Sure, you might giggle when you hear the name Two Girl One Shuck, but this full amenities traveling oyster bar is no laughing matter.
Since 2014, these lovely lady shuckers based out of the Bywater have been convincing folks to swallow their fears and mingle with mollusks.
“At almost every event we have a native New Orleanian who has never had a raw oyster eat one with us,” said Becky Wasden, the owner and founder of Two Girls One Shuck. “I think it’s because of the nurturing factor that we’re women, and we’re very educational, we’re talkative. “There’s also typically a little liquid courage involved, but I’m amazed that for the first time in their lives they’ve felt safe enough, comfortable enough, confident enough to stand and eat oysters with us and it’s the coolest thing ever.”
The idea started back in March 2013, when Wasden was at a crawfish boil with a friend.
“The boys got drunk and they had lots of oysters left unshucked, and she shucked the whole sack,” she said. “That was the first time I’d seen a woman shuck oysters.”
For about a year, Wasden would create oyster bars and her friend would shuck, until one day, that changed.
“She said, ‘This is a lot of work, you need to help me shuck,’” Wasden said. “So I opened up my first oyster November 2013 and loved it immediately. I’m very tactile, I play guitar, piano, I build, so shucking is very natural. Then friends started asking the two of us to do parties and that’s when I realized this could be a viable business. People will actually pay us to do this? Here we are, almost six years in.”
Her latest expansion is Chicks with Dips, a cold seafood and dip option for people who may not be into oysters but still like seafood. It features chilled shrimp, smoked crab dips, caviar, and other fare.
“The best part about Two Girls One Shuck is that we bring everything to you, and people love that,” she said. “Crawfish boils, houses, parades, parties, tons of weddings. We love it because we’re in a different place every day, we get to see beautiful homes, we get to see the most incredible, passionate oyster people. We have non-oyster people hire us and they still enjoy the shuck and jive aspect of us doing anything. So we shuck every oyster live right there on site but I think that’s why people like to hire us. There are two cute girls at your house talking oysters and Louisiana and New Orleans, food, culture, all that kind of stuff.”
At the time the business started, Wasden was working in education and getting her master’s degree, but now, her job is to teach people about oysters. She’s a fountain of knowledge on different species of oysters, where they come from and even when the best time of the year to get oysters is. Her company helps with coastal restoration projects, recycling oyster shells to be used to help bring back the state’s coastline from erosion.
Shucking oysters is literally wrestling little animals to open who don’t want to be exposed to the world.
“The bigger the oyster, the stronger they are because the older they are, the adductor muscle is a lot more firm,” she explained. “So, when you get a really stubborn oyster and people are like staring at you while you’re trying to power through an oyster, that’s really challenging.”

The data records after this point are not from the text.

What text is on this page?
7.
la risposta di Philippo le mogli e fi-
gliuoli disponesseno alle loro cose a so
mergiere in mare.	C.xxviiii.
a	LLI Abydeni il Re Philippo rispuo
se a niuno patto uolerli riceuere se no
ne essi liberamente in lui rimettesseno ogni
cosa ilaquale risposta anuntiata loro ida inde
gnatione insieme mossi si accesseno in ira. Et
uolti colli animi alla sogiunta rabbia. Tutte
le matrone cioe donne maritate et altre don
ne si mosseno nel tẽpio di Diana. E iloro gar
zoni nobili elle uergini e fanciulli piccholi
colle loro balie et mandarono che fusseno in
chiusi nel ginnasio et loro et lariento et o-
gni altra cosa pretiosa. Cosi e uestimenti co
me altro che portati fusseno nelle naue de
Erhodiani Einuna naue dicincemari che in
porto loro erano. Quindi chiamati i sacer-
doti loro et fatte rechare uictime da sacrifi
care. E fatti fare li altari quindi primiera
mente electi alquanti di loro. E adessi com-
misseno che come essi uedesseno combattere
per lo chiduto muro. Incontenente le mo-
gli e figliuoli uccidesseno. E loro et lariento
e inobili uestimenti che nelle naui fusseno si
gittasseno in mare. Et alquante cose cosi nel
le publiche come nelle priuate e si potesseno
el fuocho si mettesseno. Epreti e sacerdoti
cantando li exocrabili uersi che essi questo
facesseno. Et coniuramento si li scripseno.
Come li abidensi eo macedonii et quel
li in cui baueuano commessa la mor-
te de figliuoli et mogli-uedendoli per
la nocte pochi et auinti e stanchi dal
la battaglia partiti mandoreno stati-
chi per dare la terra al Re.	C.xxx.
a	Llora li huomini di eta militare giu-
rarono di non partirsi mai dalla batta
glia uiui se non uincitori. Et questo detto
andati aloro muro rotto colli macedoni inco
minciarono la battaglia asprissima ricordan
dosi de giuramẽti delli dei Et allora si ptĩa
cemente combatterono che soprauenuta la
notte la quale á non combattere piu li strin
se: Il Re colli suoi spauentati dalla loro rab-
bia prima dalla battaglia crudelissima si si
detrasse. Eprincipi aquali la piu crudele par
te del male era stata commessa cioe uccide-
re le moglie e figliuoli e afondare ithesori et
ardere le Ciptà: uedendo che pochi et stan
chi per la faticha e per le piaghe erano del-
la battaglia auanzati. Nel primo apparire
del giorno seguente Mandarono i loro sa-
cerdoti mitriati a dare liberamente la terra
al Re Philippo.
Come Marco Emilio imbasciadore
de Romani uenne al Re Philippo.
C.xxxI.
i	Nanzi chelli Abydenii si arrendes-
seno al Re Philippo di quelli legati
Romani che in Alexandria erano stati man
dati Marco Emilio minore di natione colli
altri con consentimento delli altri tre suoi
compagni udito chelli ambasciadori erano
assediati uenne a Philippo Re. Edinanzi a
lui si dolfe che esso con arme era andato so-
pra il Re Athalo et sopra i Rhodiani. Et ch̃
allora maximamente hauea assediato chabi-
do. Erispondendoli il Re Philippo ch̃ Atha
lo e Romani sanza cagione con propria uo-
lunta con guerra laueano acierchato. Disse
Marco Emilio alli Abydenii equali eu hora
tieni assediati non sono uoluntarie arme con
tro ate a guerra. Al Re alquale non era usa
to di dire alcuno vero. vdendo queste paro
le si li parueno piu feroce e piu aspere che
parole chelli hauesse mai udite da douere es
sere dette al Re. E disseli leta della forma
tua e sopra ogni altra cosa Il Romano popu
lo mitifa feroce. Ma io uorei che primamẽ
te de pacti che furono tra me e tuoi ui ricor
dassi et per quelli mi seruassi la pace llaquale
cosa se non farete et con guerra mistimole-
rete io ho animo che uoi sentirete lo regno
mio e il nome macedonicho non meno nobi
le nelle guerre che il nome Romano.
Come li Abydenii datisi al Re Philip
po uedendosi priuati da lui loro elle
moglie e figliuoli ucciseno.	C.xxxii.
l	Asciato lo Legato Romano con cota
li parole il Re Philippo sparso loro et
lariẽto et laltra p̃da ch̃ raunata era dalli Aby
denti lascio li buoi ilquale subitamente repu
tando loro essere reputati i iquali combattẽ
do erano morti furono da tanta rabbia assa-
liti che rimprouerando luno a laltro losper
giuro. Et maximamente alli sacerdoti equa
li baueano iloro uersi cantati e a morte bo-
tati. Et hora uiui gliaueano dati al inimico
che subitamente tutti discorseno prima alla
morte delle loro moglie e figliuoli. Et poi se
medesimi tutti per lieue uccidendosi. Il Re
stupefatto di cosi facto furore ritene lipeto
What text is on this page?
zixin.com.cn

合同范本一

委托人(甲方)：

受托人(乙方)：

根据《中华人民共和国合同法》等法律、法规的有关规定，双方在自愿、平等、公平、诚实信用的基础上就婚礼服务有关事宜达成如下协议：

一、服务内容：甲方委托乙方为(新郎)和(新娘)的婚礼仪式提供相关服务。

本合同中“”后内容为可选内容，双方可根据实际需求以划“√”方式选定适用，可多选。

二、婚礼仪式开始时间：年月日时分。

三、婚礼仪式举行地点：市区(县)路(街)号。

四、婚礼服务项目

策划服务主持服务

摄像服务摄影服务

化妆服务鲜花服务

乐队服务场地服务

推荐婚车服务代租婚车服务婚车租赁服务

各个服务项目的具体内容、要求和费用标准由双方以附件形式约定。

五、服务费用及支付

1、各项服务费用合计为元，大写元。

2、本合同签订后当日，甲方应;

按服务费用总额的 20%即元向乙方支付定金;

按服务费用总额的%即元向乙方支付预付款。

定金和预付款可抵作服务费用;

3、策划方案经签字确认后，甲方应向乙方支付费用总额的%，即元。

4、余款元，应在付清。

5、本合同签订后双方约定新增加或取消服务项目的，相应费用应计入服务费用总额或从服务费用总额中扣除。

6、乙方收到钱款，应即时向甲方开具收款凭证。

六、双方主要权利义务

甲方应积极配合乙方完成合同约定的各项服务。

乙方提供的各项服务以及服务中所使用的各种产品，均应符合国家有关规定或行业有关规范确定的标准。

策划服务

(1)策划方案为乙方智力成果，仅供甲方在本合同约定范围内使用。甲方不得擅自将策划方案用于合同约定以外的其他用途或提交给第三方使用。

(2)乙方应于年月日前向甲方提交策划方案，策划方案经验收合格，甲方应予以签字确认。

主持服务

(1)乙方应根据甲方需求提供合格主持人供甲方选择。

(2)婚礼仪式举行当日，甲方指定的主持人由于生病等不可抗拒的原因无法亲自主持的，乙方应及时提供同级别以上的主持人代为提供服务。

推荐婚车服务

The company is fully run by women, with a team of 24 women who can work as many as six-eight events a week during the year’s busy season. Women also handle the back-of-the-house functions, like marketing, social media and payroll.
Wasden said in an industry that’s male dominated, not once has a man told her she didn’t have a great idea on her hands.
“I have never, since I started this company, had a man look at me and ask me, ‘What do you think you’re doing?’” she said. “Every single guy has looked at me and said, ‘This is amazing, go for it.’ So, I’m very grateful to have had the support of both men and women in this industry.”
The shucking industry is also powered by mostly African American men who have been shucking for decades.
“I’ll be very blunt, I’m a white woman from Utah,” she said. “I’m very fortunate, I’ve had an amazing education, I’ve had an excellent life, I’ve had great work opportunities. A part of me was very nervous that we would be taking away a piece of New Orleans from heavily African American males. They have been the shuckers of New Orleans for decades and decades. I’m just lucky that there was room for us in the market and every black shucker that I’ve met mentored me, made me a better shucker and supported me 100% every time.”
She also said the landscape of the shucking scene has changed since her company’s arrival.
“I feel like since we started growing in the city I’ve seen more female shuckers in a lot of the restaurants and oyster bars around town, so that’s very exciting,” she said. “The best part is here in New Orleans, every time we do a party, a woman walks up to us that lives here or has grown up here and she’s like, ‘Oh, I can shuck oysters. I do it at home, for family or for small parties.’ So it’s very cool that it’s been embedded in the culture for a long time. I think I just brought it to the forefront.”